SOCIÉTÉ

• Vendredi 11 mars 2016 à 9h39

Mobilisation contre l’état d’urgence… « et ses dérives »

Rendez-vous est pris, place de la Liberté, à Valence, samedi 12 mars à 14 h. Le collectif drômois « Défendons nos libertés », composé de 16 organisations associatives*, syndicales et politiques, appelle à la manifestation. Sur le mot d’ordre, « nous ne céderons pas » , les protestataires veulent rassembler les citoyens pour protester contre l’état d’urgence. « C’est une disposition qui a été conçue pour contenir les mouvements de masse, dans les années cinquante, au moment des événements d’Algérie, pas pour faire front à la menace terroriste », avertit Richard Perrenot, secrétaire général de la CGT Drôme . « En réalité, le gouvernement l’utilise pour faire taire ou pour canaliser certains mouvements » .

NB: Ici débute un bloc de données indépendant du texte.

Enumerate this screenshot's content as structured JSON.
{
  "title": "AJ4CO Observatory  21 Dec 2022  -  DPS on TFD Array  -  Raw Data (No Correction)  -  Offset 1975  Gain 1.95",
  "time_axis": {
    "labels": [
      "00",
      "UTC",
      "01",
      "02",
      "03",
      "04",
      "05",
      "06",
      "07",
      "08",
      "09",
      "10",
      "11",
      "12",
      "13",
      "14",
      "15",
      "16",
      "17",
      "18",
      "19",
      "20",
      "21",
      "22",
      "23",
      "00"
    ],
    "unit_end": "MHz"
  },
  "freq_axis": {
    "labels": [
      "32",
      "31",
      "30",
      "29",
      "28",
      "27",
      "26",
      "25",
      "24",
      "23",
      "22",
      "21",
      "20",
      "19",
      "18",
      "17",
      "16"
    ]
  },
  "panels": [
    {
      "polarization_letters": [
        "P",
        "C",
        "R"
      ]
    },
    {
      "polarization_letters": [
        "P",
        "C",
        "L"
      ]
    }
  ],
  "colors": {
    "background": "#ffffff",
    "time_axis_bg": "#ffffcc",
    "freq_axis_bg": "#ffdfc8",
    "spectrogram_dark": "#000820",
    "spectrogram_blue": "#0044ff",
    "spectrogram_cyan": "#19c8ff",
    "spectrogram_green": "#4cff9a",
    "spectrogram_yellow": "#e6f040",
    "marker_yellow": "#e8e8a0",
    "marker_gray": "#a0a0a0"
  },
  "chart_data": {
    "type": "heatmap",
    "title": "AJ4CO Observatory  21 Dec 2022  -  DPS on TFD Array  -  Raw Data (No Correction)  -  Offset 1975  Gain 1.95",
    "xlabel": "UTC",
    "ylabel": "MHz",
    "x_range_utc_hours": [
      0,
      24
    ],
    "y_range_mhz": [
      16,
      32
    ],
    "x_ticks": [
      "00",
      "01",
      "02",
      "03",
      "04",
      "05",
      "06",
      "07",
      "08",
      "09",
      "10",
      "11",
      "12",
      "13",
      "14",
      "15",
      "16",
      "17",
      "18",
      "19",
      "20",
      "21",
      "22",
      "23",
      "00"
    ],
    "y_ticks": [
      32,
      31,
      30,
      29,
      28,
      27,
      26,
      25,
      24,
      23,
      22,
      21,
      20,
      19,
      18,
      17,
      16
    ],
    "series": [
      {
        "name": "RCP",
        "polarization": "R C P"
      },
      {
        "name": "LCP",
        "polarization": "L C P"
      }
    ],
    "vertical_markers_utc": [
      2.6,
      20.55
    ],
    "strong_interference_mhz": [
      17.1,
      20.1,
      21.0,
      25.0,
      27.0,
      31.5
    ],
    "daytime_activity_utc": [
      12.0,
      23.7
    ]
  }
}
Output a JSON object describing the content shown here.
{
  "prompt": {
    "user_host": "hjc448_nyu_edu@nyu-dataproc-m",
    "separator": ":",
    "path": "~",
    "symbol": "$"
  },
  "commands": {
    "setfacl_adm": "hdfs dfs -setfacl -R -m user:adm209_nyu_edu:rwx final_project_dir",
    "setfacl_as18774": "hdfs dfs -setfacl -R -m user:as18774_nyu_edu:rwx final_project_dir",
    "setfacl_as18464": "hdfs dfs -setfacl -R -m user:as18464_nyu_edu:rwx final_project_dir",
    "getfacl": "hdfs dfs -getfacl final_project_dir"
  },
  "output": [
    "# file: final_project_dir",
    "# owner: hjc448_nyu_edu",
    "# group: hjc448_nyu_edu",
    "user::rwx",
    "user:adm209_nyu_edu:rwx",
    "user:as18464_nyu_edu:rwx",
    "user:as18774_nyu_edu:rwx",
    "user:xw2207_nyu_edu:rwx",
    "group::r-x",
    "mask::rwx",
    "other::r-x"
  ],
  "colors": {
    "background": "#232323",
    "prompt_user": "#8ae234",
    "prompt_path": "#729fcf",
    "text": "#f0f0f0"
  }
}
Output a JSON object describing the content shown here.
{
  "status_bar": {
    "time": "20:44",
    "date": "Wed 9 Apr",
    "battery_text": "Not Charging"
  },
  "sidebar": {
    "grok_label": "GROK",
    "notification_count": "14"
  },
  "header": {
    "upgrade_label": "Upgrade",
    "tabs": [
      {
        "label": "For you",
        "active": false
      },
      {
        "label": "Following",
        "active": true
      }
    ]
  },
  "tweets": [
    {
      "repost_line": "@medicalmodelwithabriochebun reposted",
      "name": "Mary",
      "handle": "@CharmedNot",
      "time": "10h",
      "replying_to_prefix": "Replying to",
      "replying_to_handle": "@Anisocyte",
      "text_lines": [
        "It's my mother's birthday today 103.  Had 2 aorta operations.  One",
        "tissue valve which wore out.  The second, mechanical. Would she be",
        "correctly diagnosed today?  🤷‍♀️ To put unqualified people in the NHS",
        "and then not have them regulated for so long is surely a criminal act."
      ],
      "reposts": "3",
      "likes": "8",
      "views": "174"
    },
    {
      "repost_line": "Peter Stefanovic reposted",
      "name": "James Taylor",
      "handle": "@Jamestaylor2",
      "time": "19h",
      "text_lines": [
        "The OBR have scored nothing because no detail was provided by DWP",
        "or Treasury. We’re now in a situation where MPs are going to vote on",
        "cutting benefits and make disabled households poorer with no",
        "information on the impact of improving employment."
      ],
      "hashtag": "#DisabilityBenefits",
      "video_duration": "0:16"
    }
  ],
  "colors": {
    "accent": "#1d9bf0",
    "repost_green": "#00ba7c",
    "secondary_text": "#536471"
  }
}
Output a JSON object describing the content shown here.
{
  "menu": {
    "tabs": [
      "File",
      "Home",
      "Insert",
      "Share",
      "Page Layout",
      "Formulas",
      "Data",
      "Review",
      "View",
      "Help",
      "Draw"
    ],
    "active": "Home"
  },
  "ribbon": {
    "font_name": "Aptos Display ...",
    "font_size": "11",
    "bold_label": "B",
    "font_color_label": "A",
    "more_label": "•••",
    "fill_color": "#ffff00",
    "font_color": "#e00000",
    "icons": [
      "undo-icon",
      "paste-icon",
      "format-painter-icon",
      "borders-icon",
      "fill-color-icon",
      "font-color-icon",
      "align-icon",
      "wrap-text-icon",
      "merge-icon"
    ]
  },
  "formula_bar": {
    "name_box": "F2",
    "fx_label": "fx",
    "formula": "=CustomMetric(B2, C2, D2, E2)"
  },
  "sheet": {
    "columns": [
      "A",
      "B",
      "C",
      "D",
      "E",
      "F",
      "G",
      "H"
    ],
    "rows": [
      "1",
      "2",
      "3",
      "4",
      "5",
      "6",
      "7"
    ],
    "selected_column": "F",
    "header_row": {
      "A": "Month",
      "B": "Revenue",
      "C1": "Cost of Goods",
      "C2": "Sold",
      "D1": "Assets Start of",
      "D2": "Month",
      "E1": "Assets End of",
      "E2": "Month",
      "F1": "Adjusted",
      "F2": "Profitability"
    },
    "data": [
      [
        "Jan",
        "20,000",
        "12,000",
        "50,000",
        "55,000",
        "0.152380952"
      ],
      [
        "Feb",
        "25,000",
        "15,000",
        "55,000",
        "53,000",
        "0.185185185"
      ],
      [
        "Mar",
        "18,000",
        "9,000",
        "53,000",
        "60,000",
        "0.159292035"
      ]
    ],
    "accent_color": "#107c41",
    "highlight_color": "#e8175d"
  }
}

En Drôme, un militant de l’association « Stop nucléaire », Dominique Malvaud, a ainsi été arrêté par la police pour avoir distribué des tracts en fin d’année dernière sur un marché de Valence, au moment de la Cop 21. À la suite de quoi, il a été convoqué par le tribunal de grande instance, devant lequel il devra se présenter, jeudi 24 mars. « C’est une injustice, il n’aurait pas le droit de donner des tracts sur un marché, alors même que les politiques le faisaient lors de la campagne des Régionales ? » , s’alarme Simon Lambert du Nouveau parti anticapitaliste. Le collectif drômois, après la manifestation d’après-demain, reviendra donc protester en soutien de Dominique Malvaud jeudi 24 mars à 14 h, cette fois, devant le tribunal de grande instance. Pour les 16 structures, cet « exemple » n’est malheureusement que trop révélateur des « dérives de l’état d’urgence » . « On est loin de la lutte contre le terrorisme, mais surtout on se pose la question de la constitutionnalité de cette loi » , souligne Françoise Battisti de la Ligue pour les droits de l’homme. Et l’écologiste Françoise Henry d’ajouter : « Le défenseur des droits Jacques Toubon a lui-même indiqué que l’état d’urgence avait des effets délétères susceptibles de mettre en cause la cohésion sociale » . Si le collectif comprend la nécessité de défendre le pays face à la menace terroriste, il demande la fin de l’état d’urgence, une loi qu’il trouve dangereuse pour la Constitution : « avec ce dispositif, tous les pouvoirs sont concentrés ou presque dans les mains de l’administration préfectorale ; où est l’indépendance de la justice ? » interrogent-ils.


Cyril Lehembre


* Association France Palestine solidarité, Association de solidarité avec les réfugiés, Ligue des droits de l’homme, CGT, EELV, Mouvement contre le racisme, Nouveau parti anticapitaliste, Parti de gauche, PArti communiste, Stop nucléaire, Sud culture, Sud PTT, FSU, SNUiipp-FNSU, Snes.